Он протянул руку со словами:

— Дорогой друг! Прими мои самые искренние поздравления! Значит, с женщинами дело обстоит лучше, чем с едой? Можно кого-нибудь найти в этом квартале? Коломбан, как только я пообедаю, можешь быть уверен, я немедленно отправлюсь на поиски. Жаль, что я не привез тебе негритянку… О, не вороти нос: среди них встречаются великолепные! Но таможенники отняли бы ее у меня: заграничный товар конфискуется!.. Так ты идешь?

— Нет, я же сказал.

— Верно, ты отказался. А почему ты отказался?

— Пустая твоя голова!

— Пустая? А вот мой отец придерживается иного мнения: он утверждает, что у меня в голове вместо мозгов — креветка. Так почему ты отказался?

— Потому что надо купить тебе мебель.

— Резонно. Беги за моей мебелью, а я побегу набивать свой желудок. Встречаемся здесь через час.

— Хорошо.

— Дать тебе денег?

— Спасибо, у меня есть.

— Ладно, когда кончатся, возьмешь.

— Где же? — рассмеялся Коломбан.

— У меня в кошельке, если там еще что-нибудь останется, дорогой мой. Я теперь богат: Ротшильд и Лаффит в подметки мне не годятся! У меня шесть тысяч ливров годового дохода, то есть пятьсот ливров в месяц, шестнадцать франков тринадцать су и полтора сантима в день. Хочешь, купим Тюильри, Сен-Клу или Рамбуйе? В этом кошельке — за три месяца вперед.

Камилл достал из кармана кошелек, в ячейках которого сверкало золото.

— Поговорим об этом потом, — предложил Коломбан.

— До встречи через час!

— Договорились!

— В таком случае,

Умри за короля, я за страну умру! — процитировал Камилл.

И он скатился по лестнице вниз, но не с намерением умереть «за короля», как призывали стихи Казимира Делавиня, а чтобы пообедать у Фликото.

Коломбан спустился вслед за ним размеренным шагом, как и подобало человеку его характера.

Вы видели, дорогие читатели, с каким насмешливым легкомыслием относился Камилл к самым серьезным вещам; он проявил это, едва войдя к Коломбану, в первых же словах по поводу брата Доминика.

Французов принято обвинять в легкомыслии, беззаботности, насмешливости.

В данном же случае француз напоминал чопорного англичанина, а американец держал себя с истинно французской легкостью.

Если бы не его возраст, выражение лица, изысканные манеры, элегантный костюм, его можно было бы принять за парижского гамена — тот же ум, та же живость, тот же громкий смех и та же манера говорить.

Напрасно собеседник затолкал бы его в угол комнаты, втиснул в оконный проем, зажал между двумя дверьми, чтобы попытаться его урезонить, растолковать ему серьезную мысль — первая же муха отвлекла бы его, и он внял бы увещеваниям не больше, чем любой случайный прохожий.

Впрочем, у него было одно преимущество — с ним довольно было перемолвиться всего несколькими словами, чтобы постичь его характер. В пять минут, если только у вас был сачок, вы могли поймать ту самую креветку, которая, по меткому выражению папаши Розана, сидела у него в голове вместо мозгов.

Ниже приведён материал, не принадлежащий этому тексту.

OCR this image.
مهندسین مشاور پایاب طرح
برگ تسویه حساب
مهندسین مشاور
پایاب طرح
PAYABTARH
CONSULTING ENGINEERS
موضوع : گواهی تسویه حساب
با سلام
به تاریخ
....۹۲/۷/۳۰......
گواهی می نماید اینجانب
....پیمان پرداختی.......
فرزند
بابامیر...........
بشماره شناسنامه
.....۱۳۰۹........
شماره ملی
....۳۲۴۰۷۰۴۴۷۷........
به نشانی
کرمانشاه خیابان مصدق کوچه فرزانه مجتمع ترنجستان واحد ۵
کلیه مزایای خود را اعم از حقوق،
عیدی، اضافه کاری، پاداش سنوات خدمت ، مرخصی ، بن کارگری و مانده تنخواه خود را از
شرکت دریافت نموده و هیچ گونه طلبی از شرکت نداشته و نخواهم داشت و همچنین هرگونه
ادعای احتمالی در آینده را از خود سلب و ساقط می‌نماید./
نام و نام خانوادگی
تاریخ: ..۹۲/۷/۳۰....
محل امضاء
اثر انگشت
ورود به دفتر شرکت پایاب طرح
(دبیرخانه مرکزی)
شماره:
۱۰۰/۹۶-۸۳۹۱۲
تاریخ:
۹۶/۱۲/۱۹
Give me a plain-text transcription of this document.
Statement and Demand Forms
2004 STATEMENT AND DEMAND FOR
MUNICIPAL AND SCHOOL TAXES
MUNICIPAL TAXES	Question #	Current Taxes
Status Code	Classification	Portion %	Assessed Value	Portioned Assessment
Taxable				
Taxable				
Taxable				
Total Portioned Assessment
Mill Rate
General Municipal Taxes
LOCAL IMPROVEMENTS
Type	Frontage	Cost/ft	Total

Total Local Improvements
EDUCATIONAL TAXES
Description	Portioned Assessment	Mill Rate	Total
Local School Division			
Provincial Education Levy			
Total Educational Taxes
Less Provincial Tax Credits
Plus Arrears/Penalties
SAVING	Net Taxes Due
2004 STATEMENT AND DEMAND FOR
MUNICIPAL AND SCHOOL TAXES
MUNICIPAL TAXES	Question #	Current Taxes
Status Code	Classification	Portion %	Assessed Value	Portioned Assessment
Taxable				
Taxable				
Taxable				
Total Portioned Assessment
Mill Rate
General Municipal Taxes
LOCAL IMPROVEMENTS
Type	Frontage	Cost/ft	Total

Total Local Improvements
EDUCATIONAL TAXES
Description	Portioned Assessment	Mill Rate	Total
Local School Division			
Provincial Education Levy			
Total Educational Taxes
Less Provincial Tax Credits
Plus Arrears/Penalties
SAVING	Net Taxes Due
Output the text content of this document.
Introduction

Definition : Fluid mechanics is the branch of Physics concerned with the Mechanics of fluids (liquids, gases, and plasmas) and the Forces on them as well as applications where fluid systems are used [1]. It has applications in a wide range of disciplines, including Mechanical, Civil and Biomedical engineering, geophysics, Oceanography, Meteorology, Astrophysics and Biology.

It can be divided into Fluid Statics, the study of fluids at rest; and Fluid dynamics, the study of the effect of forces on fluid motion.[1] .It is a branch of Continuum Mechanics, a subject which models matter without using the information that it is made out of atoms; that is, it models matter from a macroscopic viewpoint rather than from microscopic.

Все говорило об этом: выражение лица, слова, походка, весь его облик.

Впрочем, он был очаровательным кавалером, как справедливо заметил Коломбан в разговоре с Кармелитой.

У него была восхитительная посадка головы, он был строен и гибок, хотя его нельзя было назвать ни худым, ни высоким; внешне он казался хрупким и изящным, но это проистекало благодаря гибкости его стана и изысканности манер.

У него были живые миндалевидные глаза, темно-коричневые, как и положено креолу, бархатистые, опушенные ресницами в шесть линий длиной.